THE LEFT HAND OF DARKNESS by Ursula K.Leguin

At dawn, again a clear day though terribly cold, below ∓40° at daybreak, we could look southward and see the coastline, bulged out here and there with protruding tongues of glacier, fall away southward almost in a straight line. We followed it close inshore at first. A north wind helped us along till we skied up abreast a valley-mouth between two high orange hills; out of that gorge howled a gale that knocked us both off our feet. We scuttled farther east, out on the level sea-plain, where we could at least stand up and keep going. “The Gobrin Ice has spewed us out of its mouth,” I said.

The next day, the eastward curve of the coastline was plain, straight ahead of us. To our right was Orgoreyn, but that blue curve ahead was Karhide.

On that day we used up the last grains of orsh, and the last few ounces of kadik-germ; we had left now two pounds apiece of gichy-michy, and six ounces of sugar.

I cannot describe these last days of our journey very well, I find, because I cannot really remember them. Hunger can heighten perception, but not when combined with extreme fatigue; I suppose all my senses were very much deadened. I remember having hunger-cramps, but I don’t remember suffering from them. I had, if anything, a vague feeling all the time of liberation, of having got beyond something, of joy; also of being terribly sleepy. We reached land on the twelfth, Posthe Anner, and clambered over a frozen beach and into the rocky, snowy desolation of the Guthen Coast.

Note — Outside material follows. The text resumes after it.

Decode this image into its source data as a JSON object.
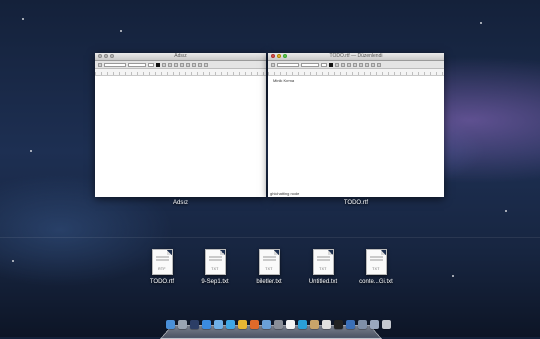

We were in Karhide. We had achieved our goal. It came near being an empty achievement, for our packs were empty. We had a feast of hot water to celebrate our arrival. The next morning we got up and set off to find a road, a settlement. It is a desolate region, and we had no map of it. What roads there might be were under five or ten feet of snow, and we may have crossed several without knowing it. There was no sign of cultivation. We strayed south and west that day, and the next, and on the evening of the next, seeing a light shine on a distant hillside through the dusk and thin falling snow, neither of us said anything for some time. We stood and stared. Finally my companion croaked, “Is that a light?”

It was long after dark when we came shambling into a Karhidish village, one street between high-roofed dark houses, the snow packed and banked up to their winter-doors. We stopped at the hot-shop, through the narrow shutters of which flowed, in cracks and rays and arrows, the yellow light we had seen across the hills of winter. We opened the door and went in.

It was Odsordny Anner, the eighty-first day of our journey; we were eleven days over Estraven’s proposed schedule. He had estimated our food supply exactly: seventy-eight days’ worth at the outside. We had come 840 miles, by the sledge-meter plus a guess for the last few days. Many of those miles had been wasted in backtracking, and if we had really had eight hundred miles to cover we should never have made it; when we got a good map we figured that the distance between Pulefen Farm and this village was less than 730 miles. All those miles and days had been across a houseless, speechless desolation: rock, ice, sky, and silence: nothing else, for eighty-one days, except each other.

We entered into a big steaming-hot bright-lit room full of food and the smells of food, and people and the voices of people. I caught hold of Estraven’s shoulder. Strange faces turned to us, strange eyes. I had forgotten there was anyone alive who did not look like Estraven. I was terrified.

In fact it was rather a small room, and the crowd of strangers in it was seven or eight people, all of whom were certainly as taken aback as I was for a while. Nobody comes to Kurkurast Domain in midwinter from the north at night. They stared, and peered, and all the voices had fallen silent.

Estraven spoke, a barely audible whisper. “We ask the hospitality of the Domain.”